Ma «grazie al cielo, Rumsfeld fu finalmente rimosso» ha commentato ieri feroce il senatore John McCain, teoricamente repubblicano come lui, «perché se avessimo continuato con la sua strategia, ci saremmo avviati a una disastrose e umiliante disfatte». Cacciato "Rummy", Bush e il suo successore al Pentagono, decisero l´escalation della forza, il surge e la strategia degli accordi e della collaborazione ben retribuita con gli sceicchi, i capi clan, i vecchi boss del regime caduto e riuscirono a stabilizzare il paziente iracheno. Fu la negazione della linea Rumsfeld lo sprezzante, di colui che licenziava i disastri dei primi anni di occupazione con una frase ormai divenuta leggendaria: «Stuff happens», sono cose che succedono e si infuriò di fronte ai saccheggi del museo di Bagdad spiegando che si trattava di «qualche vaso». E il mondo si cominciava a chiedere, disse, «mio Dio, ma quanti vasi hanno questi in Iraq?».
Non ha colpe, né rimproveri seri da farsi dunque, a differenza di un uomo assai simile a lui, per arroganza intellettuale, quel ministro Bob McNamara che pianificò per Kennedy e poi per Johnson le operazioni in Vietnam e, poco prima di morire, chiese perdono pubblico piangendo. Il solo momento di commozione e di umanità è riservato al dramma dei due figli, catturati nella trappola della tossicodipendenza.

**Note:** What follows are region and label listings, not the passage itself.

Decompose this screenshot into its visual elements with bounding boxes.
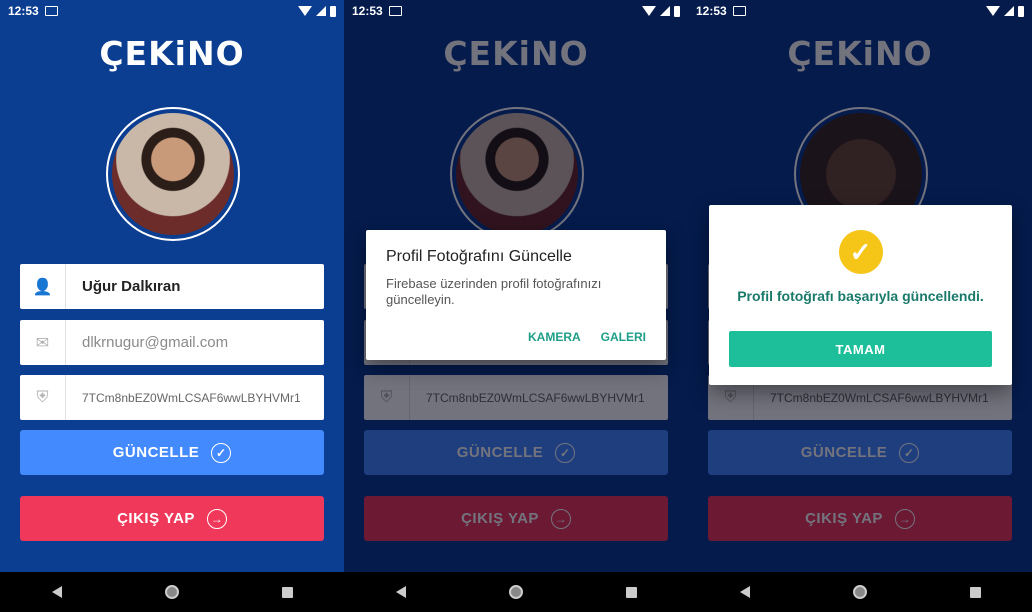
gmail-icon [388,6,402,16]
wifi-icon [298,6,312,16]
camera-button[interactable]: KAMERA [528,330,581,344]
signal-icon [660,6,670,16]
update-button: GÜNCELLE ✓ [364,430,668,475]
back-icon[interactable] [395,586,406,598]
gmail-icon [44,6,58,16]
signal-icon [1004,6,1014,16]
user-icon: 👤 [20,264,66,309]
recents-icon[interactable] [625,586,637,598]
screens-container: 12:53 ÇEKiNO 👤 Uğur Dalkıran ✉ dlkrnugur@g… [0,0,1032,612]
dialog-message: Firebase üzerinden profil fotoğrafınızı … [386,276,602,307]
uid-field[interactable]: ⛨ 7TCm8nbEZ0WmLCSAF6wwLBYHVMr1 [20,375,324,420]
status-bar: 12:53 [688,0,1032,22]
gallery-button[interactable]: GALERI [601,330,646,344]
dialog-title: Profil Fotoğrafını Güncelle [386,248,572,265]
logout-button[interactable]: ÇIKIŞ YAP → [20,496,324,541]
nav-bar [688,572,1032,612]
back-icon[interactable] [739,586,750,598]
logout-label: ÇIKIŞ YAP [117,510,195,527]
signal-icon [316,6,326,16]
wifi-icon [642,6,656,16]
battery-icon [1018,5,1024,17]
logout-button: ÇIKIŞ YAP → [708,496,1012,541]
home-icon[interactable] [164,585,179,599]
exit-icon: → [894,508,915,529]
back-icon[interactable] [51,586,62,598]
avatar-photo [456,113,578,235]
home-icon[interactable] [852,585,867,599]
recents-icon[interactable] [969,586,981,598]
check-circle-icon: ✓ [211,442,232,463]
uid-value: 7TCm8nbEZ0WmLCSAF6wwLBYHVMr1 [426,390,645,405]
avatar [450,107,584,241]
check-circle-icon: ✓ [899,442,920,463]
update-label: GÜNCELLE [456,444,544,461]
name-value: Uğur Dalkıran [82,278,181,295]
shield-icon: ⛨ [20,375,66,420]
screen-profile: 12:53 ÇEKiNO 👤 Uğur Dalkıran ✉ dlkrnugur@g… [0,0,344,612]
email-icon: ✉ [20,320,66,365]
battery-icon [674,5,680,17]
exit-icon: → [206,508,227,529]
success-check-icon: ✓ [838,230,883,274]
success-message: Profil fotoğrafı başarıyla güncellendi. [737,288,984,304]
update-button: GÜNCELLE ✓ [708,430,1012,475]
update-button[interactable]: GÜNCELLE ✓ [20,430,324,475]
ok-button[interactable]: TAMAM [729,331,992,367]
email-value: dlkrnugur@gmail.com [82,334,229,351]
logout-button: ÇIKIŞ YAP → [364,496,668,541]
uid-field: ⛨ 7TCm8nbEZ0WmLCSAF6wwLBYHVMr1 [364,375,668,420]
success-dialog: ✓ Profil fotoğrafı başarıyla güncellendi… [709,205,1012,385]
status-time: 12:53 [8,4,39,18]
nav-bar [344,572,688,612]
update-label: GÜNCELLE [112,444,200,461]
screen-success-dialog: 12:53 ÇEKiNO 👤Uğur Dalkıran ✉dlkrnugur@g… [688,0,1032,612]
nav-bar [0,572,344,612]
shield-icon: ⛨ [364,375,410,420]
uid-value: 7TCm8nbEZ0WmLCSAF6wwLBYHVMr1 [82,390,301,405]
recents-icon[interactable] [281,586,293,598]
screen-update-dialog: 12:53 ÇEKiNO 👤Uğur Dalkıran ✉dlkrnugur@g… [344,0,688,612]
status-bar: 12:53 [344,0,688,22]
photo-source-dialog: Profil Fotoğrafını Güncelle Firebase üze… [366,230,666,360]
avatar-photo [112,113,234,235]
status-time: 12:53 [696,4,727,18]
status-bar: 12:53 [0,0,344,22]
uid-value: 7TCm8nbEZ0WmLCSAF6wwLBYHVMr1 [770,390,989,405]
app-logo: ÇEKiNO [443,34,589,73]
wifi-icon [986,6,1000,16]
gmail-icon [732,6,746,16]
home-icon[interactable] [508,585,523,599]
avatar[interactable] [106,107,240,241]
app-logo: ÇEKiNO [99,34,245,73]
logout-label: ÇIKIŞ YAP [461,510,539,527]
app-logo: ÇEKiNO [787,34,933,73]
battery-icon [330,5,336,17]
check-circle-icon: ✓ [555,442,576,463]
exit-icon: → [550,508,571,529]
name-field[interactable]: 👤 Uğur Dalkıran [20,264,324,309]
status-time: 12:53 [352,4,383,18]
update-label: GÜNCELLE [800,444,888,461]
email-field[interactable]: ✉ dlkrnugur@gmail.com [20,320,324,365]
logout-label: ÇIKIŞ YAP [805,510,883,527]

Ma sono i rancori politici, da duelli politici, quelli che ancora bruciano nella sua memoria, le umiliazioni nelle guerriglie intestine del potere, specialmente contro quel diplomatico, Paul Bremer, imposto come «proconsole» assoluto a Bagdad dal Dipartimento di Stato, al posto di un inetto generale in pensione, Jay Garner, che Rummy aveva scelto e che fu rimosso dopo appena un mese. Bremer «aveva un filo diretto con la Casa Bianca, prendeva decisioni senza consultarmi». In lui, aveva trovato un rivale ancora più presuntuoso e spregiudicato, al quale non può perdonare d´averlo aggirato. Tutto qui, il «pentimento» di un genio fin troppo compreso che costò 4 mila soldati morti, centomila feriti, centinaia di miliardi e decine, forse centinaia di migliaia di iracheni caduti, prima di essere licenziato e non ha neppure il coraggio di ammettere in quasi 900 pagine di essersi, magari un pochino, sbagliato.